Here is the way we can calculate the pdf of A+B and draw the graph, as shown below. The important point to note is that the probability of B = 3 or 4 or 1 depends on the value A assumes. For example, if A = 1, then P[B=3] = 0, whereas if A = 0, then P[B = 3] = 1/6. For sure, the world is complicated, and these dependent random variables show that randomness can be complicated also. Not all sets of random variables follow simple rules of combination. Some require us to think carefully how probability is determined. Sometimes, this involves us in counting arguments. In all cases we look at two important criteria to help us in calculating probability. First, what are the different, mutually exclusive ways of getting a particular outcome?

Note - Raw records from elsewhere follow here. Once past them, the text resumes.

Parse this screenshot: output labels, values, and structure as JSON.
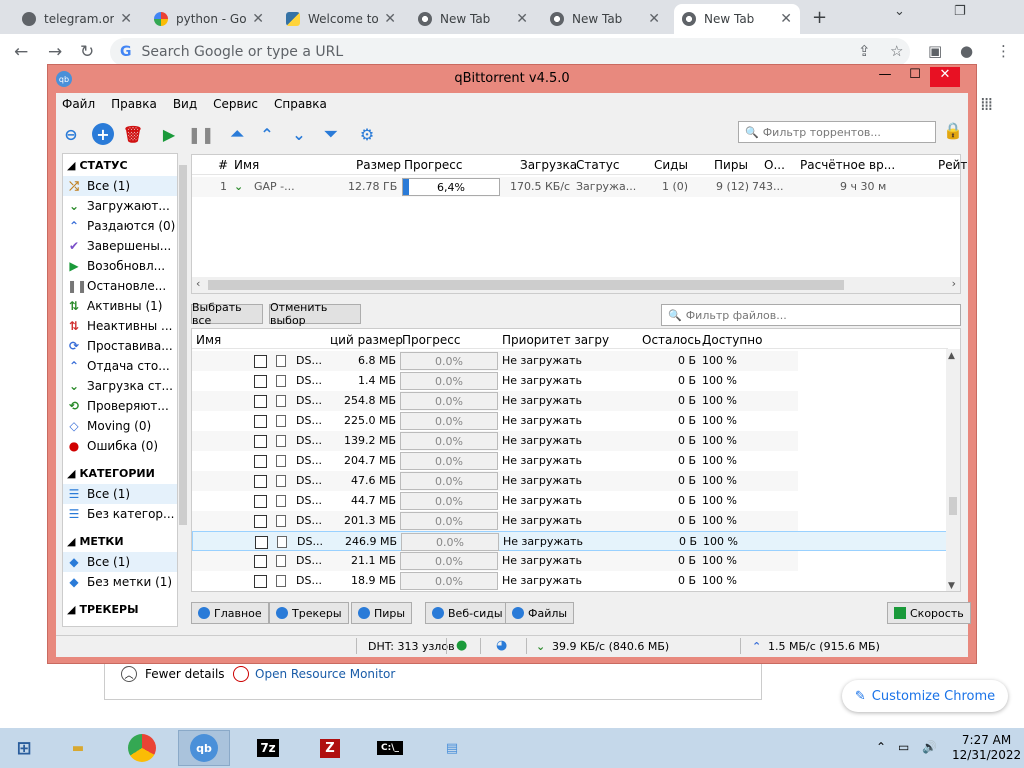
{
  "chrome": {
    "tabs": [
      {
        "title": "telegram.org",
        "icon": "globe-icon"
      },
      {
        "title": "python - Goo",
        "icon": "google-icon"
      },
      {
        "title": "Welcome to",
        "icon": "python-icon"
      },
      {
        "title": "New Tab",
        "icon": "chrome-icon"
      },
      {
        "title": "New Tab",
        "icon": "chrome-icon"
      },
      {
        "title": "New Tab",
        "icon": "chrome-icon",
        "active": true
      }
    ],
    "omnibox_placeholder": "Search Google or type a URL",
    "customize_label": "Customize Chrome",
    "fewer_details": "Fewer details",
    "resource_monitor": "Open Resource Monitor"
  },
  "qb": {
    "title": "qBittorrent v4.5.0",
    "menu": [
      "Файл",
      "Правка",
      "Вид",
      "Сервис",
      "Справка"
    ],
    "torrent_filter_placeholder": "Фильтр торрентов...",
    "sidebar": {
      "status_header": "СТАТУС",
      "status_items": [
        {
          "label": "Все (1)",
          "icon": "shuffle-icon",
          "color": "#c08020"
        },
        {
          "label": "Загружают...",
          "icon": "download-icon",
          "color": "#2a8a2a"
        },
        {
          "label": "Раздаются (0)",
          "icon": "upload-icon",
          "color": "#3a6fd8"
        },
        {
          "label": "Завершены...",
          "icon": "check-icon",
          "color": "#7a4fc8"
        },
        {
          "label": "Возобновл...",
          "icon": "play-icon",
          "color": "#1a9a3a"
        },
        {
          "label": "Остановле...",
          "icon": "pause-icon",
          "color": "#777777"
        },
        {
          "label": "Активны (1)",
          "icon": "active-icon",
          "color": "#2a8a2a"
        },
        {
          "label": "Неактивны ...",
          "icon": "inactive-icon",
          "color": "#d03030"
        },
        {
          "label": "Проставива...",
          "icon": "stalled-icon",
          "color": "#3a6fd8"
        },
        {
          "label": "Отдача сто...",
          "icon": "stalled-up-icon",
          "color": "#3a6fd8"
        },
        {
          "label": "Загрузка ст...",
          "icon": "stalled-down-icon",
          "color": "#2a8a2a"
        },
        {
          "label": "Проверяют...",
          "icon": "refresh-icon",
          "color": "#2a8a2a"
        },
        {
          "label": "Moving (0)",
          "icon": "moving-icon",
          "color": "#3a6fd8"
        },
        {
          "label": "Ошибка (0)",
          "icon": "error-icon",
          "color": "#d00000"
        }
      ],
      "categories_header": "КАТЕГОРИИ",
      "category_items": [
        {
          "label": "Все (1)"
        },
        {
          "label": "Без категор..."
        }
      ],
      "tags_header": "МЕТКИ",
      "tag_items": [
        {
          "label": "Все (1)"
        },
        {
          "label": "Без метки (1)"
        }
      ],
      "trackers_header": "ТРЕКЕРЫ"
    },
    "torrents": {
      "columns": [
        "#",
        "Имя",
        "Размер",
        "Прогресс",
        "Загрузка",
        "Статус",
        "Сиды",
        "Пиры",
        "О...",
        "Расчётное вр...",
        "Рейт"
      ],
      "rows": [
        {
          "num": "1",
          "name": "GAP -...",
          "size": "12.78 ГБ",
          "progress": 0.064,
          "progress_label": "6,4%",
          "dl": "170.5 КБ/с",
          "status": "Загружа...",
          "seeds": "1 (0)",
          "peers": "9 (12)",
          "other": "743...",
          "eta": "9 ч 30 м"
        }
      ]
    },
    "select_all": "Выбрать все",
    "deselect": "Отменить выбор",
    "file_filter_placeholder": "Фильтр файлов...",
    "files": {
      "columns": [
        "Имя",
        "ций размер",
        "Прогресс",
        "Приоритет загру",
        "Осталось",
        "Доступно"
      ],
      "rows": [
        {
          "name": "DS...",
          "size": "6.8 МБ",
          "progress": "0.0%",
          "priority": "Не загружать",
          "remaining": "0 Б",
          "avail": "100 %"
        },
        {
          "name": "DS...",
          "size": "1.4 МБ",
          "progress": "0.0%",
          "priority": "Не загружать",
          "remaining": "0 Б",
          "avail": "100 %"
        },
        {
          "name": "DS...",
          "size": "254.8 МБ",
          "progress": "0.0%",
          "priority": "Не загружать",
          "remaining": "0 Б",
          "avail": "100 %"
        },
        {
          "name": "DS...",
          "size": "225.0 МБ",
          "progress": "0.0%",
          "priority": "Не загружать",
          "remaining": "0 Б",
          "avail": "100 %"
        },
        {
          "name": "DS...",
          "size": "139.2 МБ",
          "progress": "0.0%",
          "priority": "Не загружать",
          "remaining": "0 Б",
          "avail": "100 %"
        },
        {
          "name": "DS...",
          "size": "204.7 МБ",
          "progress": "0.0%",
          "priority": "Не загружать",
          "remaining": "0 Б",
          "avail": "100 %"
        },
        {
          "name": "DS...",
          "size": "47.6 МБ",
          "progress": "0.0%",
          "priority": "Не загружать",
          "remaining": "0 Б",
          "avail": "100 %"
        },
        {
          "name": "DS...",
          "size": "44.7 МБ",
          "progress": "0.0%",
          "priority": "Не загружать",
          "remaining": "0 Б",
          "avail": "100 %"
        },
        {
          "name": "DS...",
          "size": "201.3 МБ",
          "progress": "0.0%",
          "priority": "Не загружать",
          "remaining": "0 Б",
          "avail": "100 %"
        },
        {
          "name": "DS...",
          "size": "246.9 МБ",
          "progress": "0.0%",
          "priority": "Не загружать",
          "remaining": "0 Б",
          "avail": "100 %",
          "selected": true
        },
        {
          "name": "DS...",
          "size": "21.1 МБ",
          "progress": "0.0%",
          "priority": "Не загружать",
          "remaining": "0 Б",
          "avail": "100 %"
        },
        {
          "name": "DS...",
          "size": "18.9 МБ",
          "progress": "0.0%",
          "priority": "Не загружать",
          "remaining": "0 Б",
          "avail": "100 %"
        }
      ]
    },
    "bottom_tabs": [
      {
        "label": "Главное",
        "icon": "info-icon"
      },
      {
        "label": "Трекеры",
        "icon": "pin-icon"
      },
      {
        "label": "Пиры",
        "icon": "people-icon"
      },
      {
        "label": "Веб-сиды",
        "icon": "server-icon"
      },
      {
        "label": "Файлы",
        "icon": "folder-icon"
      }
    ],
    "speed_button": "Скорость",
    "status": {
      "dht": "DHT: 313 узлов",
      "down": "39.9 КБ/с (840.6 МБ)",
      "up": "1.5 МБ/с (915.6 МБ)"
    }
  },
  "taskbar": {
    "time": "7:27 AM",
    "date": "12/31/2022"
  }
}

Second, for each of these ways, are they composed of independent events? In the graph above, we look at an outcome (A+B) = 1 and find that there are two ways this can happen. Namely, A = 1 and B = 0, and also A = 0 and B = 1. Note that P[A = 1 and B = 0] = p(1-p) and P[A = 0 and B = 1] = (1-p)/6. These are two mutually exclusive ways of getting A+B = 1, so we add them together to get P[A+B = 1] = p(1-p) + (1-p)/6. It will be useful for you to work your way through the graph above. Questions:
#1. Consider the case where you draw two cards from a 52 card deck without replacement. Now consider the random event that you have drawn two red cards. Explain why that the first and second draws are not statistically independent. #2. Assume A and B are independent random variables. Therefore, we know that P[A and B] =? #3. Flip a coin twice. Let E1 be the outcome from the first flip and E2 be the outcome from the second flip. Use the factorization principle to prove E1 and E2 and statistically independent. #4. Let A and B be random variables. But, suppose B becomes certain and no longer random. Show that A and B must now be statistical independent. #5. Consider the following Venn diagram showing the probabilities of A and B. Is the equation as it is written correct? Draw the diagram again assuming A and B are independent. How does the equation below the diagram change? #6. Use the following Venn diagram to calculate P[A], P[B], P[A & B], P[A or B]
#7. Use the following Venn diagram to calculate P[A], P[B], P[C], P[A & B &C], P[A & B or C], and P[A&C] #8. In blackjack (or the card game 21), it is claimed that people can raise the odds of winning by counting cards. Does this mean that draws at a black jack table are not independent? Explain.